The problem of Data on Physical AI
On the post about physical AI we talked about the idea of a revolution that will be the next big thing. Here I want to talk about the most important challenge humanity will face in the next decade.
The physical internet
As we have seen recently the arising of super intelligent AI, with the mass adoption of LLMs such as chatGPT. We could see the power of intelligent systems and large collections of data can do. The 2 main things that made this revolution possible are:
- The insane amount of data in form of text and images the internet holds.
- The invention of the transformer, the model that power all chatbots right now.
While the first comes from a system that has been already built and used for 30 years. The other one came as the trigger that started this revolution for bringing a vessel to store that data, while generalizing it good enough in order to be useful.
For physical there’s another story. There’s no internet of robot data. LLMs train on billions of image-text pairs, while today’s robotics foundation models train on tens of thousands of examples. There is no preexisting repository of physical interactions to reference. Unlike text or images, robotic manipulation data can’t be scraped from the web. It must be collected, one interaction at a time, in the real world.
Today’s relevant open-source datasets, including DROID and Open X-Embodiment, offer only about 5,000 hours of interaction data combined, far too little for Physical AI to handle real-world complexity. Most of these datasets are collected by research institutions using platforms such as ROS or Franka World for collecting and processing multimodal data.
Virtual Worlds
The solution that Nvidia brings is Simulation. By creating a world representation, we could put virutal robots on environments and run millions of experiments. By this we collect sythetic data that has a similarity with the real world. This allows to have control on the experiments and iterate much faster to obtain the data necessary for a model to learn. For example, we put a robot in a 3D model of a kitchen, we simulate a camera and joint angle simulation, and we can teach it to open a fridge.
Even though this seems like a good approach, real world data is necessary for brigning an accurate representation of the physics involved. For example, as a first step, robotic companies such as Sanctuary AI started with teleoperation (having an operator control one or more robots) while collecting data. The goal is to use this data to train the robots to operate autonomously at a later point.
Developers can use technologies provided by Nvidia to produce numerous plausible futures or variations based on real or synthetic data, serving as an automatic data multiplier grounded in real physics.
Day 1
This is Day 1 for physical AI, there is no clear path to follow and how it will develop in the future. It’s clear that the challenges people had building the internet back in the nineties will repeat on this new paradigm.
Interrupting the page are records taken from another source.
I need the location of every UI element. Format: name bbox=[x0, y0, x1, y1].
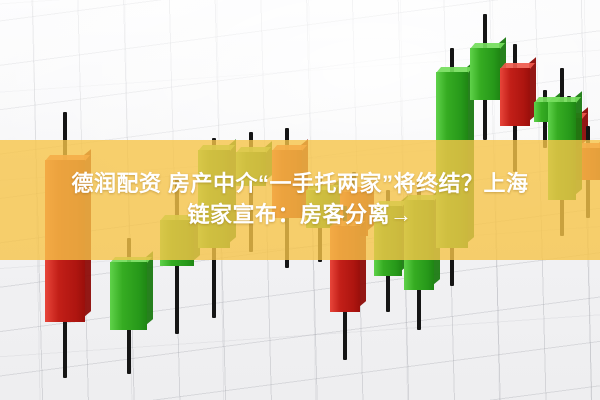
candlestick-front-face-13 bbox=[470, 48, 500, 100]
candlestick-body-2 bbox=[110, 262, 147, 330]
headline-text: 德润配资 房产中介“一手托两家”将终结？上海 链家宣布：房客分离→ bbox=[0, 168, 600, 230]
news-banner-image: 德润配资 房产中介“一手托两家”将终结？上海 链家宣布：房客分离→ bbox=[0, 0, 600, 400]
candlestick-13 bbox=[470, 14, 500, 140]
headline-line-2: 链家宣布：房客分离→ bbox=[16, 199, 584, 230]
candlestick-front-face-14 bbox=[500, 68, 530, 126]
headline-line-1: 德润配资 房产中介“一手托两家”将终结？上海 bbox=[16, 168, 584, 199]
candlestick-body-13 bbox=[470, 48, 500, 100]
candlestick-body-14 bbox=[500, 68, 530, 126]
candlestick-front-face-2 bbox=[110, 262, 147, 330]
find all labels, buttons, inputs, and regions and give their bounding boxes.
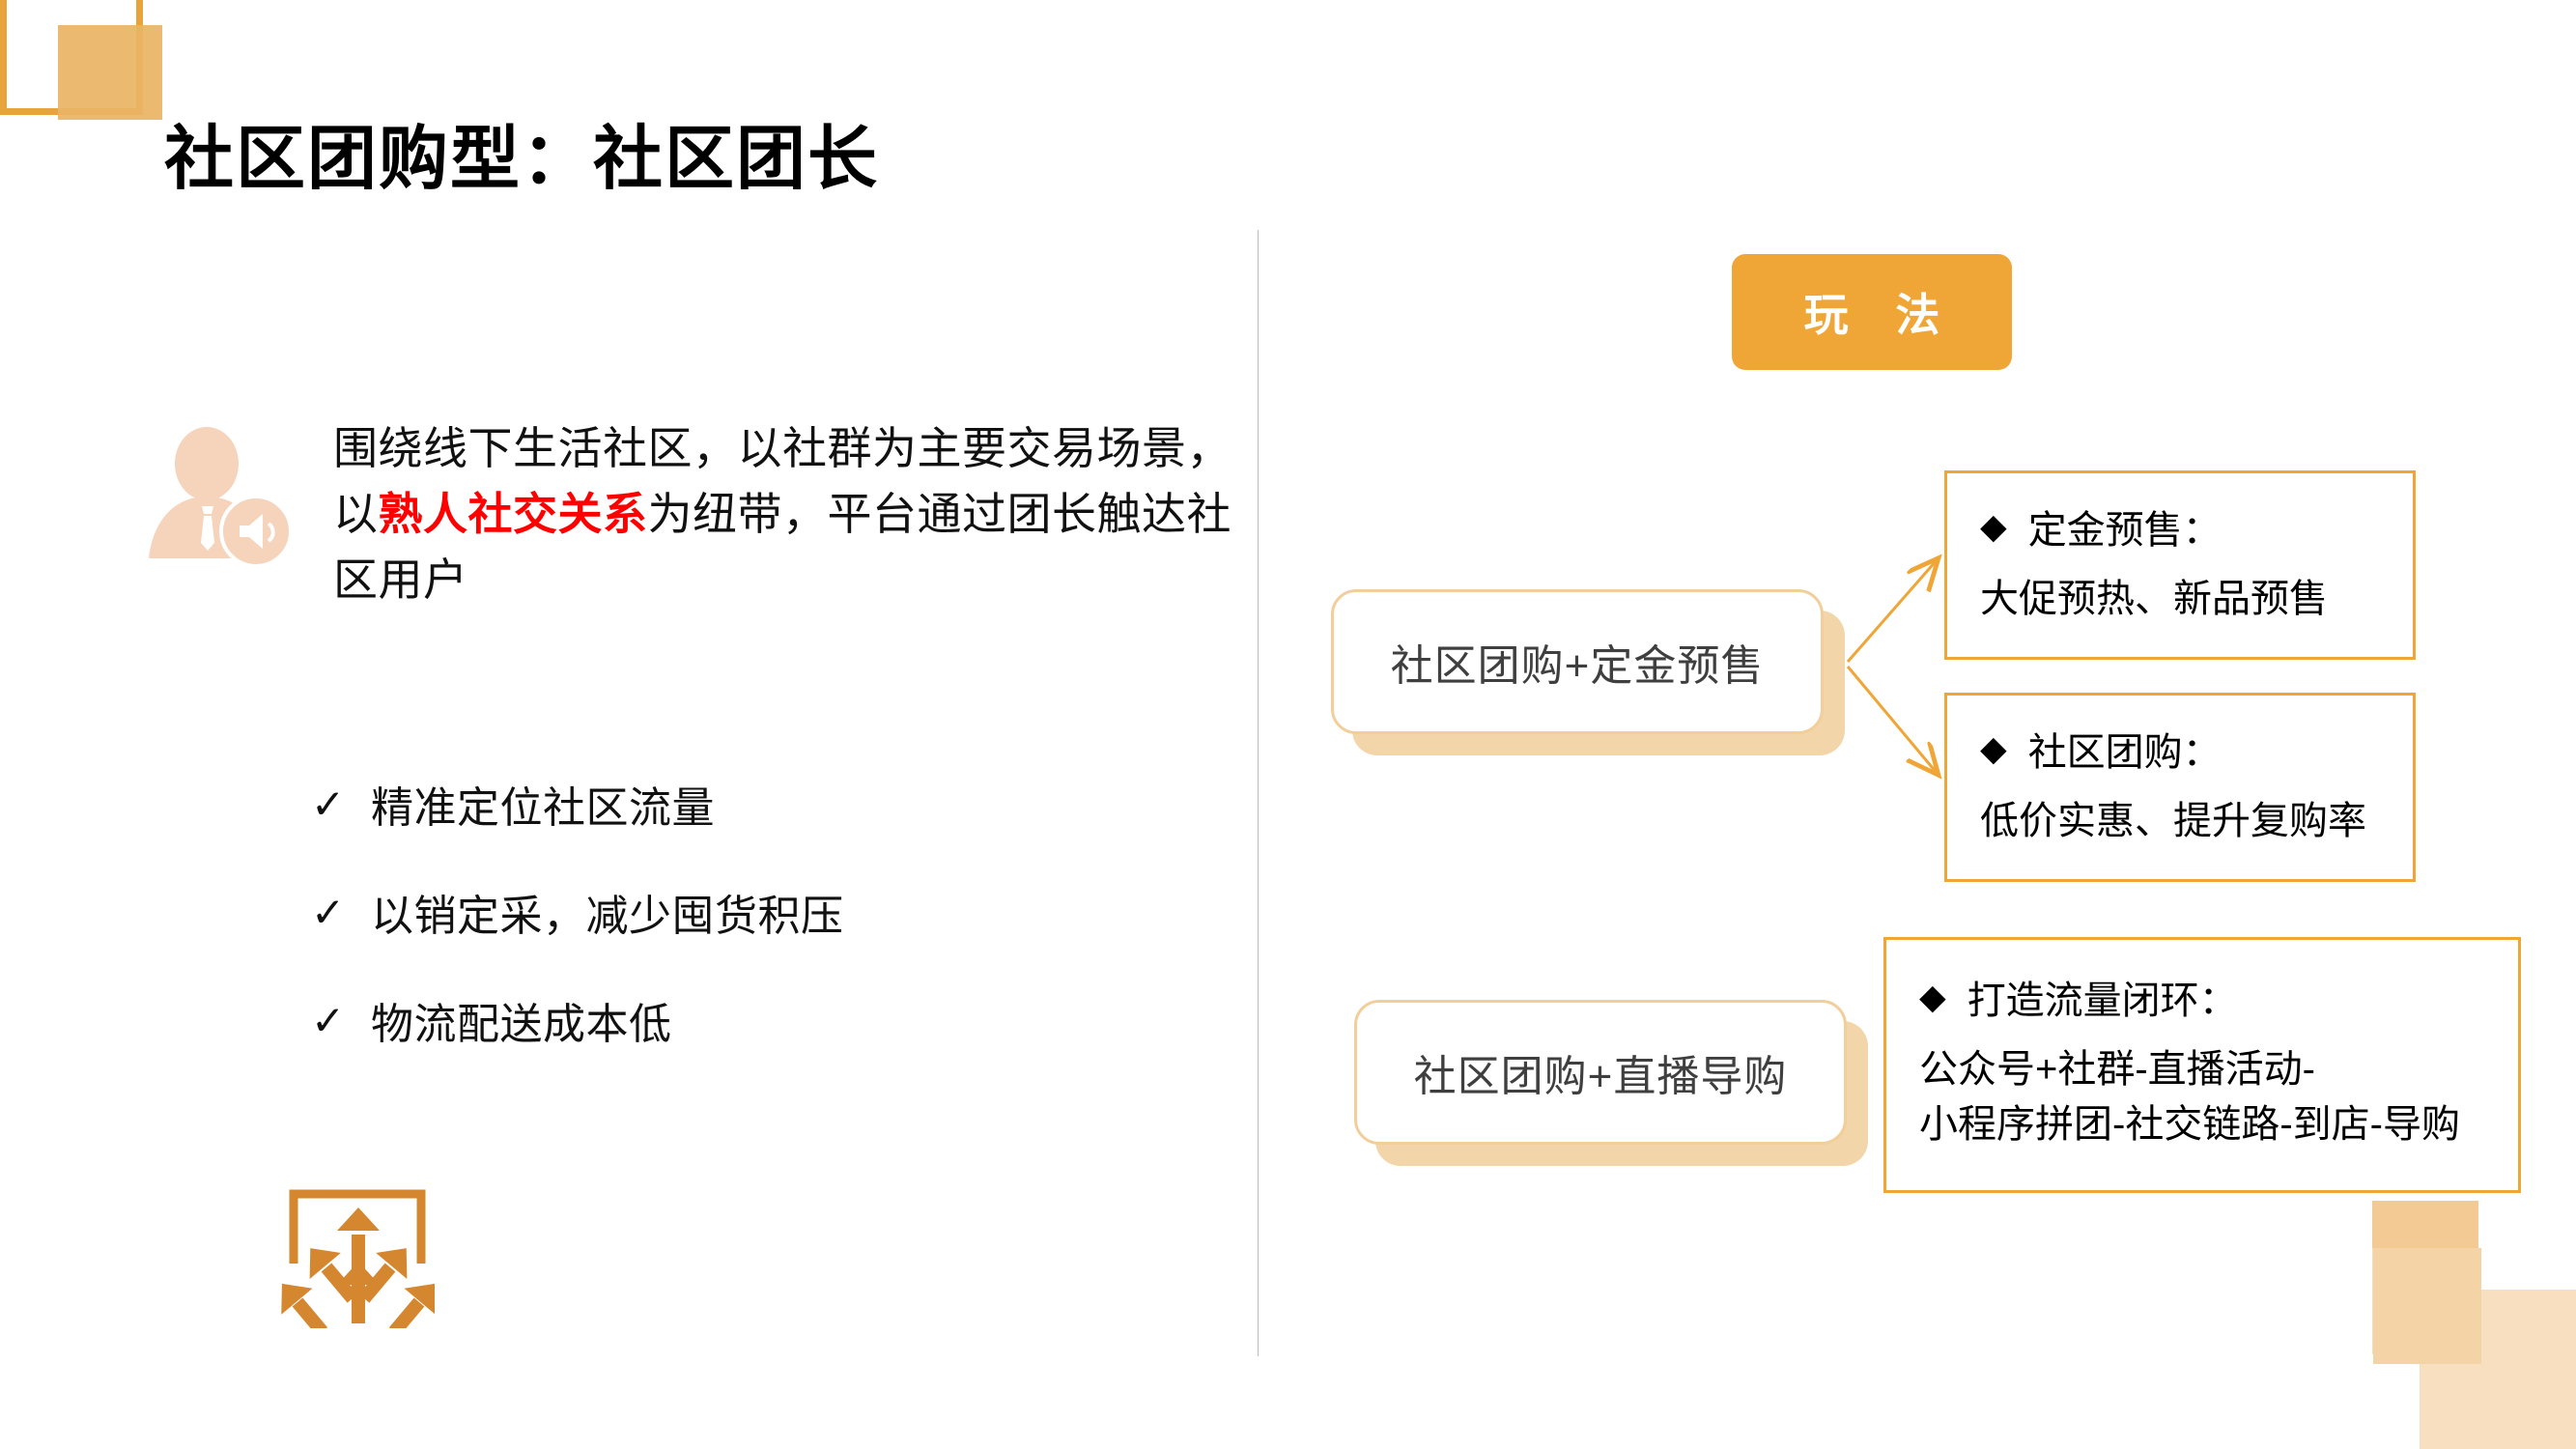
description-paragraph: 围绕线下生活社区，以社群为主要交易场景，以熟人社交关系为纽带，平台通过团长触达社… <box>333 415 1231 612</box>
detail-card-groupbuy: ◆ 社区团购： 低价实惠、提升复购率 <box>1944 693 2416 882</box>
check-icon: ✓ <box>311 997 371 1044</box>
advantages-list: ✓ 精准定位社区流量 ✓ 以销定采，减少囤货积压 ✓ 物流配送成本低 <box>311 773 1180 1097</box>
check-icon: ✓ <box>311 781 371 828</box>
card-heading: 打造流量闭环： <box>1967 969 2238 1025</box>
flow-box-label: 社区团购+直播导购 <box>1354 1000 1847 1145</box>
card-line: 低价实惠、提升复购率 <box>1980 794 2384 849</box>
check-icon: ✓ <box>311 889 371 936</box>
card-heading-row: ◆ 定金预售： <box>1980 498 2384 554</box>
list-item: ✓ 物流配送成本低 <box>311 989 1180 1051</box>
card-heading-row: ◆ 社区团购： <box>1980 721 2384 777</box>
card-line: 大促预热、新品预售 <box>1980 572 2384 627</box>
list-item: ✓ 精准定位社区流量 <box>311 773 1180 835</box>
decor-filled-square-topleft <box>58 25 162 120</box>
diamond-bullet-icon: ◆ <box>1919 980 1946 1014</box>
column-divider <box>1258 230 1259 1356</box>
list-item-label: 精准定位社区流量 <box>371 773 715 835</box>
list-item-label: 以销定采，减少囤货积压 <box>371 881 844 943</box>
detail-card-presale: ◆ 定金预售： 大促预热、新品预售 <box>1944 470 2416 660</box>
slide-canvas: 社区团购型：社区团长 围绕线下生活社区，以社群为主要交易场景，以熟人社交关系为纽… <box>0 0 2576 1449</box>
flow-box-livestream[interactable]: 社区团购+直播导购 <box>1354 1000 1847 1145</box>
list-item-label: 物流配送成本低 <box>371 989 672 1051</box>
description-highlight: 熟人社交关系 <box>379 489 648 539</box>
detail-card-traffic-loop: ◆ 打造流量闭环： 公众号+社群-直播活动- 小程序拼团-社交链路-到店-导购 <box>1883 937 2521 1193</box>
decor-square-over-card <box>2373 1248 2481 1364</box>
flow-box-label: 社区团购+定金预售 <box>1331 589 1824 734</box>
card-heading-row: ◆ 打造流量闭环： <box>1919 969 2489 1025</box>
person-with-megaphone-icon <box>147 427 306 582</box>
section-badge-wanfa: 玩 法 <box>1732 254 2012 370</box>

However, this brings a new difficulty on the inter connectivity of computers with the real world, bringing problems to the table such as: the need for new hardware that could be built on industrial environments, the amount of multi modal data that needs to be stored and processed, the increase of accessibility and easiness of use of industrial software for everyone.
I believe in the next 2-3 years, physical AI will be in the mouth of everyone such us how agents are now. This will open doors for new investment on companies such as Autentio, with the power of bringing disruptive technology to factories and make it available to everyone. With this in mind, we need to prepare for what comes next.